Van de natuurbeelden uit de literatuur zijn vijf waternatuurbeelden afgeleid. Voor de omschrijvingen kan men hoofdstuk 5 raadplegen.

welke waterbeelden domineren in documenten van de verschillende directies binnen Rijkswaterstaat? (zie hoofdstuk 6)

In de documenten die zijn geanalyseerd komen verschillende waterbeelden voor. Tussen de diensten en directies binnen Rijkswaterstaat lijken dus verschillen te bestaan. Omdat er maar één document per directie of dienst is geanalyseerd, en er bovendien verscheidene typen documenten zijn bekeken, kan niet worden uitgemaakt of de verschillen liggen aan cultuurverschillen tussen diensten en directies, of dat de verschillen samenhangen met de toevallig geselecteerde documenten.

welke waterbeelden domineren onder individuele medewerkers van Rijkswaterstaat? (zie hoofdstuk 7)

Door middel van een enquête zijn de waterbeelden onder medewerkers van Rijkswaterstaat onderzocht. Uit een clusteranalyse over een achttien stellingen over water zijn vijf waterbeelden naar voren gekomen.

Mensen met het wilde waterbeeld (29%) vinden dat water alleen natuur is als het niet door de mens is beïnvloed, dat we niet omwille van de mens moeten ingrijpen in wateren en dat water het mooist is als je er de hand van de mens niet in terugziet. Binnen het spontane beeld (23%) is water dat door de mens is beïnvloed ook een beetje natuur. Het is beter niet teveel in te grijpen in water omwille van de mens. Water is vooral mooi als je weg bent van de bewoonde wereld.

Mensen met het ruime waterbeeld (22%) vinden door de mens beïnvloed water een beetje natuur.

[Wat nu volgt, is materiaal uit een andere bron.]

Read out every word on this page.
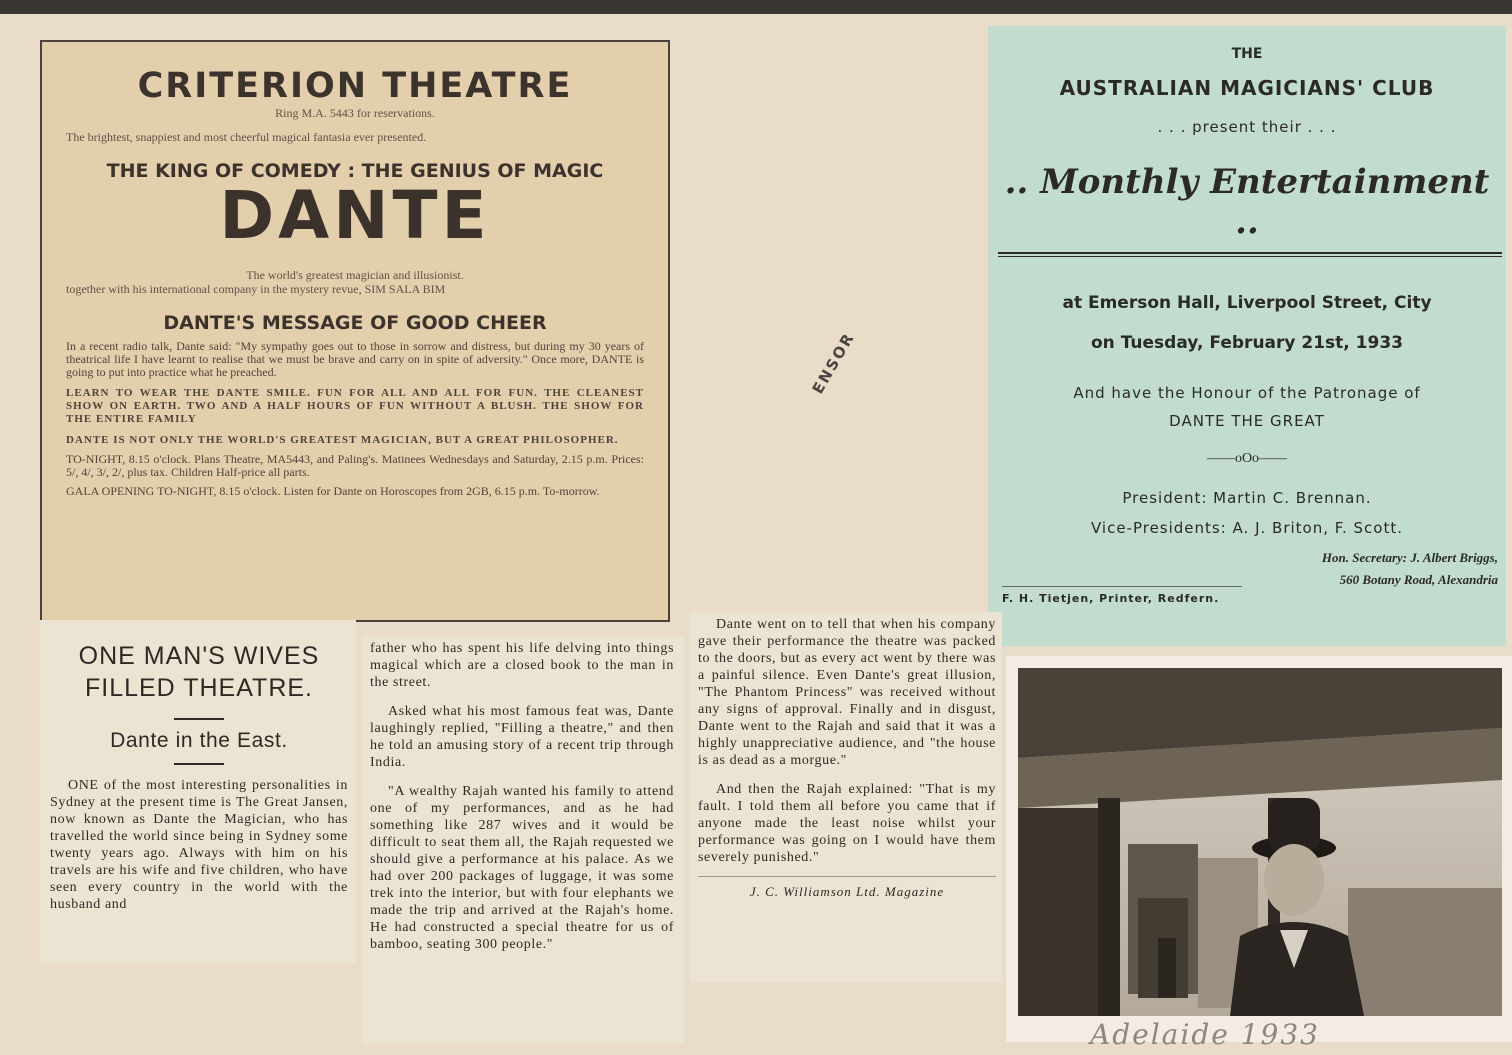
CRITERION THEATRE
Ring M.A. 5443 for reservations.
The brightest, snappiest and most cheerful magical fantasia ever presented.
THE KING OF COMEDY : THE GENIUS OF MAGIC
DANTE
The world's greatest magician and illusionist.
together with his international company in the mystery revue, SIM SALA BIM
DANTE'S MESSAGE OF GOOD CHEER
In a recent radio talk, Dante said: "My sympathy goes out to those in sorrow and distress, but during my 30 years of theatrical life I have learnt to realise that we must be brave and carry on in spite of adversity." Once more, DANTE is going to put into practice what he preached.
LEARN TO WEAR THE DANTE SMILE. FUN FOR ALL AND ALL FOR FUN. THE CLEANEST SHOW ON EARTH. TWO AND A HALF HOURS OF FUN WITHOUT A BLUSH. THE SHOW FOR THE ENTIRE FAMILY
DANTE IS NOT ONLY THE WORLD'S GREATEST MAGICIAN, BUT A GREAT PHILOSOPHER.
TO-NIGHT, 8.15 o'clock. Plans Theatre, MA5443, and Paling's. Matinees Wednesdays and Saturday, 2.15 p.m. Prices: 5/, 4/, 3/, 2/, plus tax. Children Half-price all parts.
GALA OPENING TO-NIGHT, 8.15 o'clock. Listen for Dante on Horoscopes from 2GB, 6.15 p.m. To-morrow.
THE
AUSTRALIAN MAGICIANS' CLUB
. . . present their . . .
.. Monthly Entertainment ..
at Emerson Hall, Liverpool Street, City
on Tuesday, February 21st, 1933
And have the Honour of the Patronage of
DANTE THE GREAT
——oOo——
President: Martin C. Brennan.
Vice-Presidents: A. J. Briton, F. Scott.
Hon. Secretary: J. Albert Briggs,
560 Botany Road, Alexandria
F. H. Tietjen, Printer, Redfern.
ENSOR
ONE MAN'S WIVES
FILLED THEATRE.
Dante in the East.

ONE of the most interesting personalities in Sydney at the present time is The Great Jansen, now known as Dante the Magician, who has travelled the world since being in Sydney some twenty years ago. Always with him on his travels are his wife and five children, who have seen every country in the world with the husband and

father who has spent his life delving into things magical which are a closed book to the man in the street.

Asked what his most famous feat was, Dante laughingly replied, "Filling a theatre," and then he told an amusing story of a recent trip through India.

"A wealthy Rajah wanted his family to attend one of my performances, and as he had something like 287 wives and it would be difficult to seat them all, the Rajah requested we should give a performance at his palace. As we had over 200 packages of luggage, it was some trek into the interior, but with four elephants we made the trip and arrived at the Rajah's home. He had constructed a special theatre for us of bamboo, seating 300 people."

Dante went on to tell that when his company gave their performance the theatre was packed to the doors, but as every act went by there was a painful silence. Even Dante's great illusion, "The Phantom Princess" was received without any signs of approval. Finally and in disgust, Dante went to the Rajah and said that it was a highly unappreciative audience, and "the house is as dead as a morgue."

And then the Rajah explained: "That is my fault. I told them all before you came that if anyone made the least noise whilst your performance was going on I would have them severely punished."

J. C. Williamson Ltd. Magazine
Adelaide 1933
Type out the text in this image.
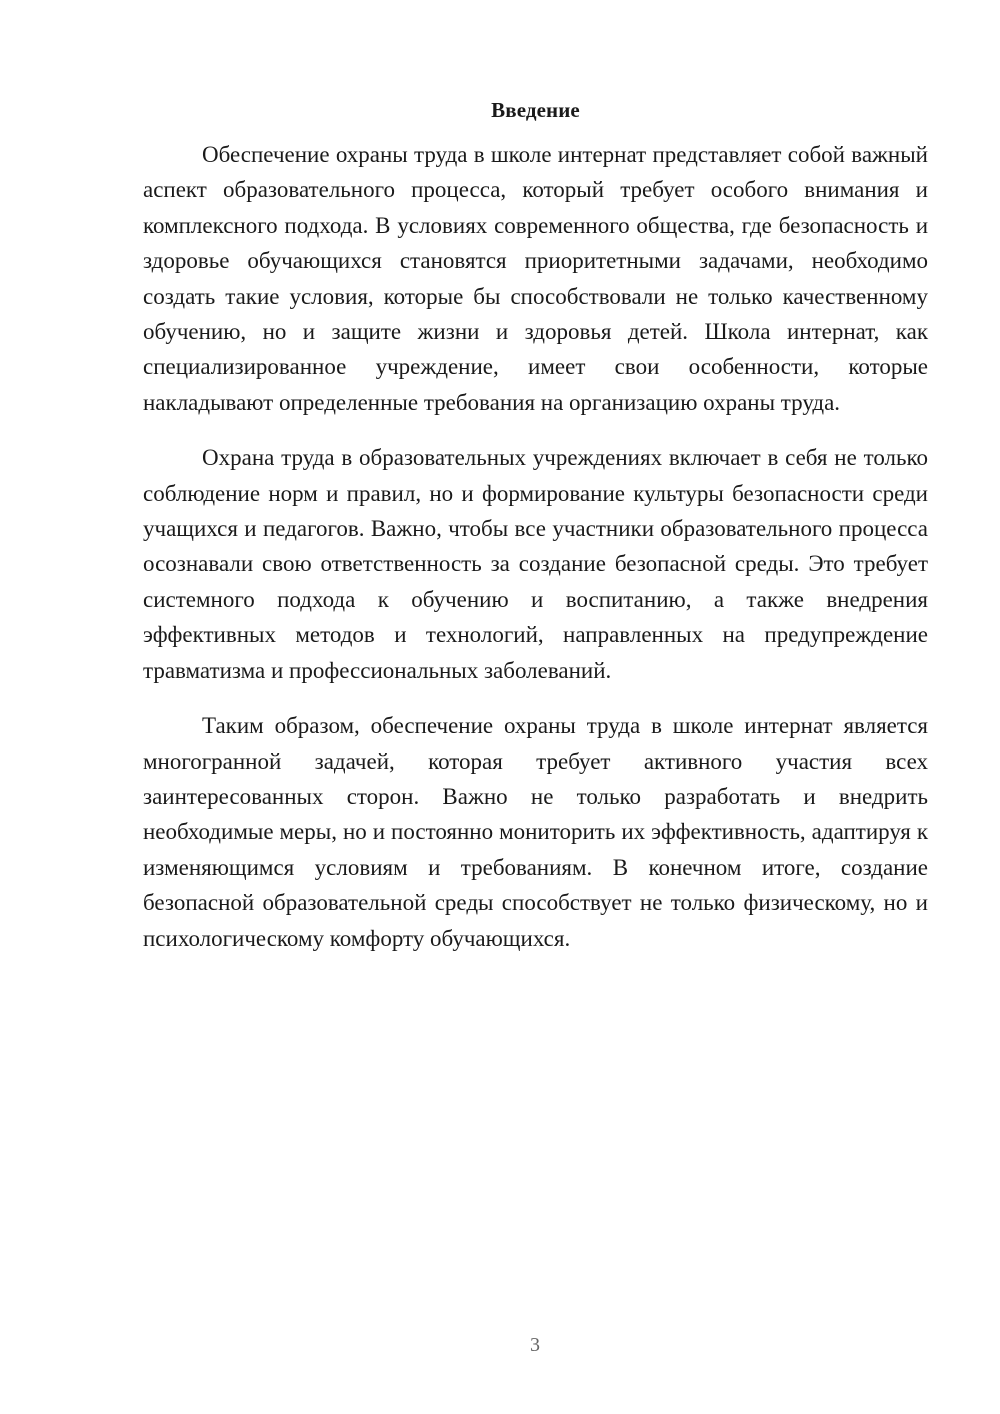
Введение

Обеспечение охраны труда в школе интернат представляет собой важный аспект образовательного процесса, который требует особого внимания и комплексного подхода. В условиях современного общества, где безопасность и здоровье обучающихся становятся приоритетными задачами, необходимо создать такие условия, которые бы способствовали не только качественному обучению, но и защите жизни и здоровья детей. Школа интернат, как специализированное учреждение, имеет свои особенности, которые накладывают определенные требования на организацию охраны труда.

Охрана труда в образовательных учреждениях включает в себя не только соблюдение норм и правил, но и формирование культуры безопасности среди учащихся и педагогов. Важно, чтобы все участники образовательного процесса осознавали свою ответственность за создание безопасной среды. Это требует системного подхода к обучению и воспитанию, а также внедрения эффективных методов и технологий, направленных на предупреждение травматизма и профессиональных заболеваний.

Таким образом, обеспечение охраны труда в школе интернат является многогранной задачей, которая требует активного участия всех заинтересованных сторон. Важно не только разработать и внедрить необходимые меры, но и постоянно мониторить их эффективность, адаптируя к изменяющимся условиям и требованиям. В конечном итоге, создание безопасной образовательной среды способствует не только физическому, но и психологическому комфорту обучающихся.

3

Ingrijpen in water omwille van de mens zelf is toegestaan. Water is vooral mooi als je het gevoel hebt weg te zijn van de bewoonde wereld.

In het beïnvloede waterbeeld (11%) is water waar de mens duidelijk de hand in heeft ook natuur. Mens wil dat mens niet ingrijpt in water omwille van de mens. Water waarin sporen van de mens zijn te zien vindt men ook mooi.

Binnen het menselijke waterbeeld tenslotte (15%) kan door de mens gevormd water echte natuur zijn. Het is geen probleem om in te grijpen om doelen voor de mens te bereiken. Ook als je sporen van de mens ervaart kan water mooi zijn.

Hoewel er in de details verschillen zijn, komen de waternatuurbeelden die door middel van de clusteranalyse zijn gevonden grotendeels overeen met de vijf natuurbeelden die op grond van het literatuuronderzoek zijn geformuleerd (tabel 8.1).

Tabel 8.1 vergelijking enquête - literatuur

waterbeelden enquête natuurbeelden literatuur

wild wildernis

spontaan autonoom

ruim breed

beïnvloed décor

menselijk functioneel

kunnen verschillen in waterbeelden de verschillen in standpunten over actuele dilemma’s (deels) verklaren? (zie hoofdstuk 7)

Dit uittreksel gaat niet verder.